Алкоголь – и не в чрезмерных, а даже в средних, что ли, дозах – действовал на его психику сокрушительно. Добросердечный Джекиль превращался в жестокого злобного Хайда. В человеконенавистника, прозорливо выискивающего всюду только темные пятна. В мстителя за все свои унижения, семейные неудачи, ошибки в людях, обманывавших и предававших его. Словно невидимый тумблер переключал он в себе с «хорошо» на «плохо», с каждым стаканом и бутылкой передвигая рычажок все глубже и глубже в бездну мизантропии.
Я думаю, что свой «Здравствуй, ад!» он не смог бы написать, будучи трезвым. Слишком искренним у него получился этот угнетающе жуткий «лирический дневник». А каким он мог быть еще? В пору его написания Саша не вылезал из питерского полубогемного смрада. Пили, пили, пили с закуской и без, но всегда без меры… Похотливо равнодушные пьяные девки, дешевая наркота, ночевки на чьих-то продавленных диванах и в замызганных постелях, а то и на заплеванном, загаженном полу. Обман и вранье примазавшихся к Довлатовским «гениям» прохиндеев, небритых приживалов и никогда не трезвеющих халявщиков.
В 2003-м году, будучи в столице на съезде журналистов, я купил «Огонёк» с любопытнейшей подборкой статей известных писателей, откликнувшихся на статью Виктора Ерофеева «Русский бог», считающего водку основной мифологической фигурой русской жизни, некой самодостаточной духовной ценностью российского менталитета. Другими словами, об аспектах русского «литературного пьянства». Откликанты высказывались горячо, ссылаясь на примеры Ал.Толстого, Бродского, Мандельштама, Венечки Ерофеева… Но пересказывать их не буду, только одного процитирую – поэта Евгения Рейна, вспомнившего о нескольких литературных компаниях Ленинграда 60-х годов. Одна объединяла Глеба Семёнова, Кушнера, Горбовского, Битова, Агеева. Другая – университетских поэтов – Шестинского, Торопыгина, Гусева. А далее он пишет: «И была ещё наша компания – Бродский, Найман, Бобышев и я. И вторую часть как бы нашего коллектива составляли Уфлянд, Лосев, Красильников, Михайлов и поразительнейший человек Александр Кондратов по кличке Сэнди Конрад. Для них водка была божеством. Они как-то духовно определили, что водка есть величайшее состояние человека. И доказывали это на практике – пили день и ночь».

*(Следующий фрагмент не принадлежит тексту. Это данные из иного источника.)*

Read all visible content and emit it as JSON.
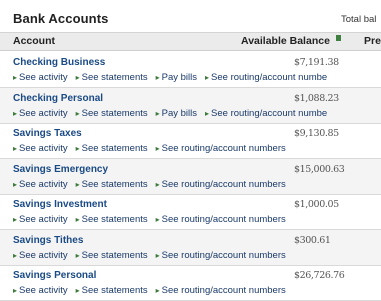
{
  "header": {
    "title": "Bank Accounts",
    "total_label": "Total bal"
  },
  "columns": {
    "account": "Account",
    "balance": "Available Balance",
    "pre": "Pre"
  },
  "accounts": [
    {
      "name": "Checking Business",
      "balance": "$7,191.38",
      "links": [
        "See activity",
        "See statements",
        "Pay bills",
        "See routing/account numbe"
      ]
    },
    {
      "name": "Checking Personal",
      "balance": "$1,088.23",
      "links": [
        "See activity",
        "See statements",
        "Pay bills",
        "See routing/account numbe"
      ]
    },
    {
      "name": "Savings Taxes",
      "balance": "$9,130.85",
      "links": [
        "See activity",
        "See statements",
        "See routing/account numbers"
      ]
    },
    {
      "name": "Savings Emergency",
      "balance": "$15,000.63",
      "links": [
        "See activity",
        "See statements",
        "See routing/account numbers"
      ]
    },
    {
      "name": "Savings Investment",
      "balance": "$1,000.05",
      "links": [
        "See activity",
        "See statements",
        "See routing/account numbers"
      ]
    },
    {
      "name": "Savings Tithes",
      "balance": "$300.61",
      "links": [
        "See activity",
        "See statements",
        "See routing/account numbers"
      ]
    },
    {
      "name": "Savings Personal",
      "balance": "$26,726.76",
      "links": [
        "See activity",
        "See statements",
        "See routing/account numbers"
      ]
    }
  ]
}
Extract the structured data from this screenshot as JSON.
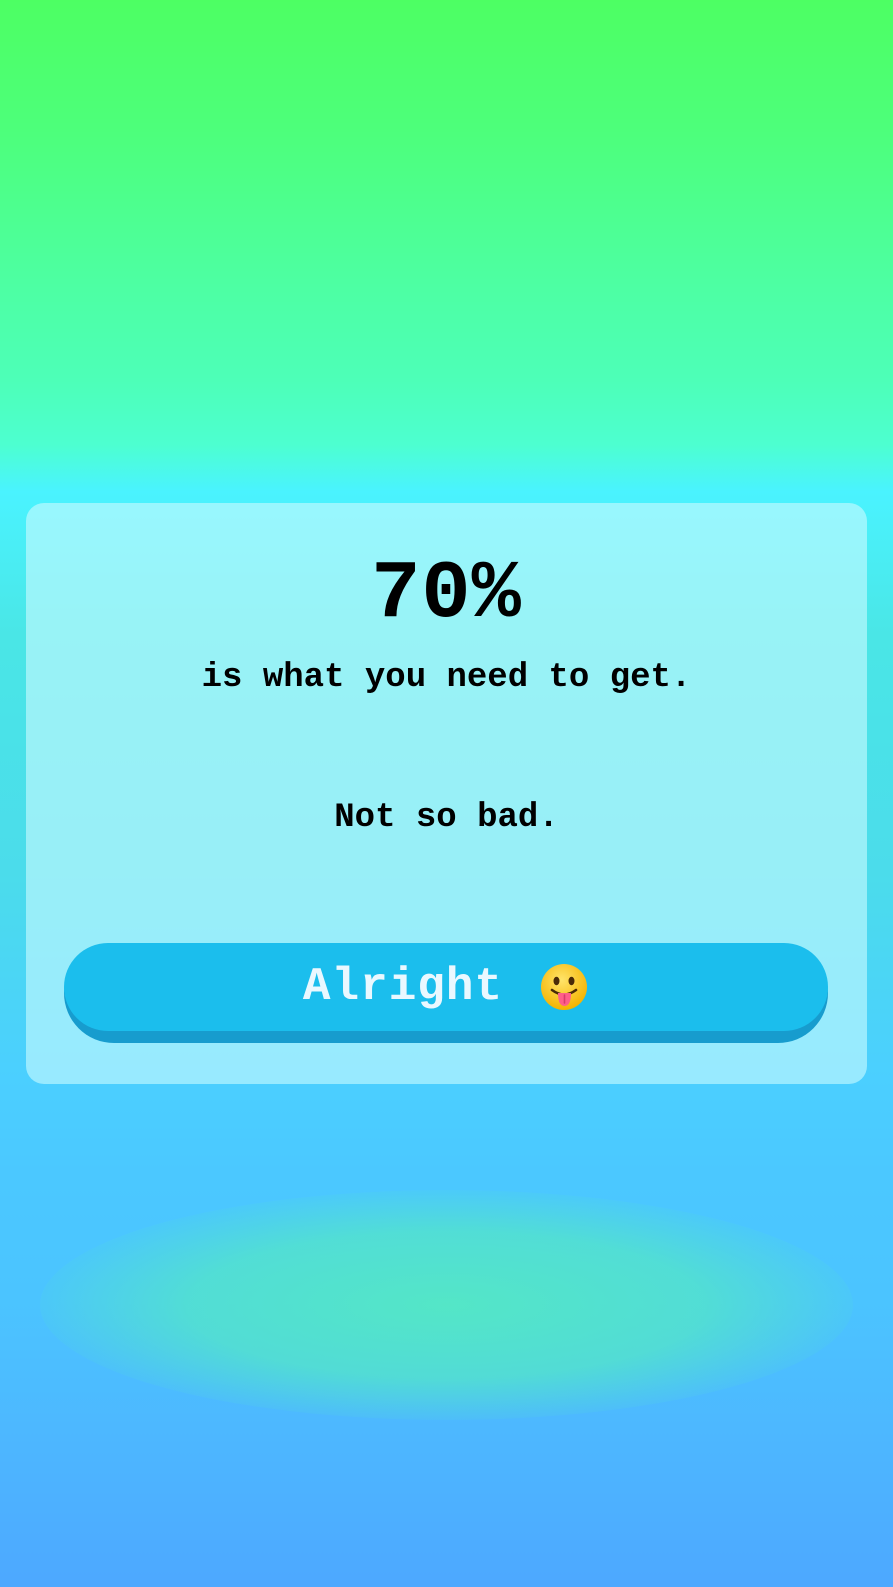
{
  "result": {
    "percent": "70%",
    "subtitle": "is what you need to get.",
    "verdict": "Not so bad."
  },
  "button": {
    "label": "Alright",
    "icon": "tongue-out-face-icon"
  },
  "colors": {
    "button": "#1bbeed",
    "button_shadow": "#179cce",
    "top_gradient": "#4dff63",
    "bottom_gradient": "#4da8ff"
  }
}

Горы всяческой тухлой гадости годами оседали в Сашкиной душе, чуткой к боли, как обожженное тело без кожи. И стоило лишь плеснуть туда спиртом, чтоб боль Сэнди Конрада пробудилась, вызвав в нем жажду немедленной мести – всем и за всё.
Я хотел бы забыть, но не могу – помню, как сжимались в злобную ниточку его пьяные губы, когда он, смакуя каждое слово, обещал совсем маленькому Саньке расправиться с его мамочкой, и не как-нибудь – «серебряной ложечкой будем выковыривать у неё глазки».

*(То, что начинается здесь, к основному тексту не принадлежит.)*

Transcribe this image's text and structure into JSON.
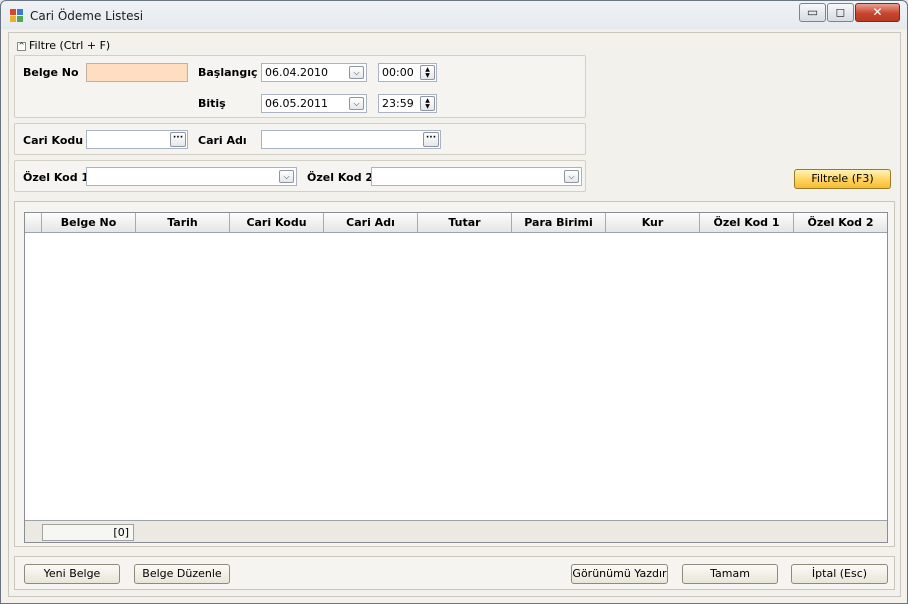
{
  "window": {
    "title": "Cari Ödeme Listesi",
    "minimize": "▭",
    "maximize": "◻",
    "close": "✕"
  },
  "filter": {
    "header": "Filtre (Ctrl + F)",
    "toggle": "^",
    "belge_no_label": "Belge No",
    "belge_no_value": "",
    "baslangic_label": "Başlangıç",
    "baslangic_date": "06.04.2010",
    "baslangic_time": "00:00",
    "bitis_label": "Bitiş",
    "bitis_date": "06.05.2011",
    "bitis_time": "23:59",
    "cari_kodu_label": "Cari Kodu",
    "cari_kodu_value": "",
    "cari_adi_label": "Cari Adı",
    "cari_adi_value": "",
    "ozel_kod1_label": "Özel Kod 1",
    "ozel_kod1_value": "",
    "ozel_kod2_label": "Özel Kod 2",
    "ozel_kod2_value": "",
    "filter_button": "Filtrele (F3)",
    "dropdown_glyph": "⌵",
    "ellipsis_glyph": "···",
    "spin_up": "▲",
    "spin_down": "▼"
  },
  "grid": {
    "columns": [
      "Belge No",
      "Tarih",
      "Cari Kodu",
      "Cari Adı",
      "Tutar",
      "Para Birimi",
      "Kur",
      "Özel Kod 1",
      "Özel Kod 2"
    ],
    "rows": [],
    "row_count": "[0]"
  },
  "buttons": {
    "yeni_belge": "Yeni Belge",
    "belge_duzenle": "Belge Düzenle",
    "gorunumu_yazdir": "Görünümü Yazdır",
    "tamam": "Tamam",
    "iptal": "İptal (Esc)"
  },
  "colors": {
    "accent_button": "#ffd45e",
    "belge_no_field": "#ffddc0",
    "close_button": "#c8452e"
  }
}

Я помню, как в компании моих друзей, собравшихся семьями на вечеринку, напившийся Саша в клочья рвал на себе рубаху, обливаясь слезами, читал наизусть стихи Пастернака и, наконец, с мерзкой бранью, наплевав на присутствие женщин, обрушился на нас, журналистов, на «подлых коммунистических сволочей, затравивших поэта».
Я ничего не мог поделать с ним, когда, забравшись в каракумские пески под Красноводском, он пил по-черному с каким-то хитрым туркменом, обвинявшим текинцев, правителей республики, в преследовании его сородичей из племени прикаспийских иомудов. Полуголый Сашка в ярости бросился искать «этих гадов» среди портовых чиновников, и это счастье, что я как-то сумел совладать с ним.

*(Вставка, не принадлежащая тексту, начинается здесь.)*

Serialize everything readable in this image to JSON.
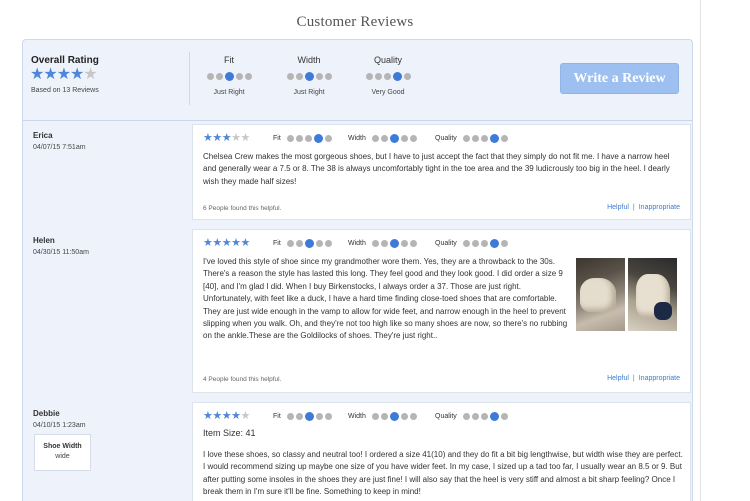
{
  "page": {
    "title": "Customer Reviews"
  },
  "summary": {
    "overall_label": "Overall Rating",
    "overall_stars": 4,
    "based_on": "Based on 13 Reviews",
    "metrics": [
      {
        "label": "Fit",
        "value": "Just Right",
        "selected": 3
      },
      {
        "label": "Width",
        "value": "Just Right",
        "selected": 3
      },
      {
        "label": "Quality",
        "value": "Very Good",
        "selected": 4
      }
    ],
    "write_review_label": "Write a Review"
  },
  "labels": {
    "fit": "Fit",
    "width": "Width",
    "quality": "Quality",
    "helpful": "Helpful",
    "separator": "|",
    "inappropriate": "Inappropriate",
    "shoe_width": "Shoe Width"
  },
  "colors": {
    "accent": "#3e7ad8",
    "button": "#9ec0f0",
    "panel": "#eef3fb",
    "link": "#3b7bd3"
  },
  "reviews": [
    {
      "name": "Erica",
      "date": "04/07/15  7:51am",
      "stars": 3,
      "fit": 4,
      "width": 3,
      "quality": 4,
      "text": "Chelsea Crew makes the most gorgeous shoes, but I have to just accept the fact that they simply do not fit me. I have a narrow heel and generally wear a 7.5 or 8. The 38 is always uncomfortably tight in the toe area and the 39 ludicrously too big in the heel. I dearly wish they made half sizes!",
      "helpful_count": "6 People found this helpful."
    },
    {
      "name": "Helen",
      "date": "04/30/15  11:50am",
      "stars": 5,
      "fit": 3,
      "width": 3,
      "quality": 4,
      "text": "I've loved this style of shoe since my grandmother wore them. Yes, they are a throwback to the 30s. There's a reason the style has lasted this long. They feel good and they look good. I did order a size 9 [40], and I'm glad I did. When I buy Birkenstocks, I always order a 37. Those are just right. Unfortunately, with feet like a duck, I have a hard time finding close-toed shoes that are comfortable. They are just wide enough in the vamp to allow for wide feet, and narrow enough in the heel to prevent slipping when you walk. Oh, and they're not too high like so many shoes are now, so there's no rubbing on the ankle.These are the Goldilocks of shoes. They're just right..",
      "helpful_count": "4 People found this helpful."
    },
    {
      "name": "Debbie",
      "date": "04/10/15  1:23am",
      "stars": 4,
      "fit": 3,
      "width": 3,
      "quality": 4,
      "item_size": "Item Size: 41",
      "shoe_width_value": "wide",
      "text": "I love these shoes, so classy and neutral too! I ordered a size 41(10) and they do fit a bit big lengthwise, but width wise they are perfect. I would recommend sizing up maybe one size of you have wider feet. In my case, I sized up a tad too far, I usually wear an 8.5 or 9. But after putting some insoles in the shoes they are just fine! I will also say that the heel is very stiff and almost a bit sharp feeling? Once I break them in I'm sure it'll be fine. Something to keep in mind!"
    }
  ]
}
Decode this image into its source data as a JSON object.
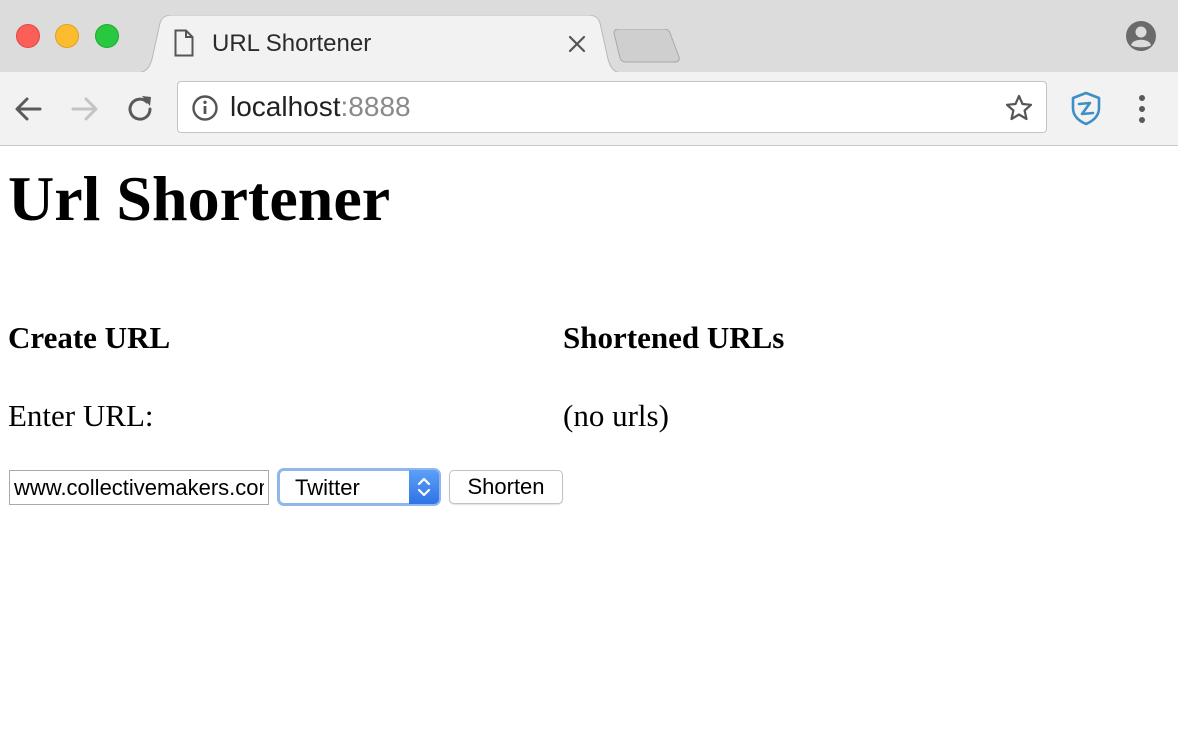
{
  "browser": {
    "tab_title": "URL Shortener",
    "address": {
      "host": "localhost",
      "port": ":8888"
    },
    "icons": {
      "tab": "document-icon",
      "close": "close-icon",
      "back": "back-arrow-icon",
      "forward": "forward-arrow-icon",
      "reload": "reload-icon",
      "info": "info-icon",
      "bookmark": "star-icon",
      "extension": "shield-extension-icon",
      "menu": "kebab-menu-icon",
      "profile": "profile-icon"
    }
  },
  "page": {
    "title": "Url Shortener",
    "create": {
      "heading": "Create URL",
      "label": "Enter URL:",
      "input_value": "www.collectivemakers.com",
      "select_value": "Twitter",
      "submit_label": "Shorten"
    },
    "list": {
      "heading": "Shortened URLs",
      "empty_text": "(no urls)"
    }
  },
  "colors": {
    "select_focus": "#8fb7ec",
    "select_arrow": "#2f73e6",
    "extension_icon": "#3e8fc6"
  }
}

Да разве ж уберешь из памяти, как мы - я и наши двоюродные братья - искали на улицах Белгорода допившегося до неистовства и убежавшего невесть куда Сашку? И как в Ашхабаде Лена, моя совершенно непьющая Лена, давилась, заглатывая фужерами сухое вино, чтоб только поменьше досталось мне, а главное - уже опасно, уже угрожающе пьяному Сашке?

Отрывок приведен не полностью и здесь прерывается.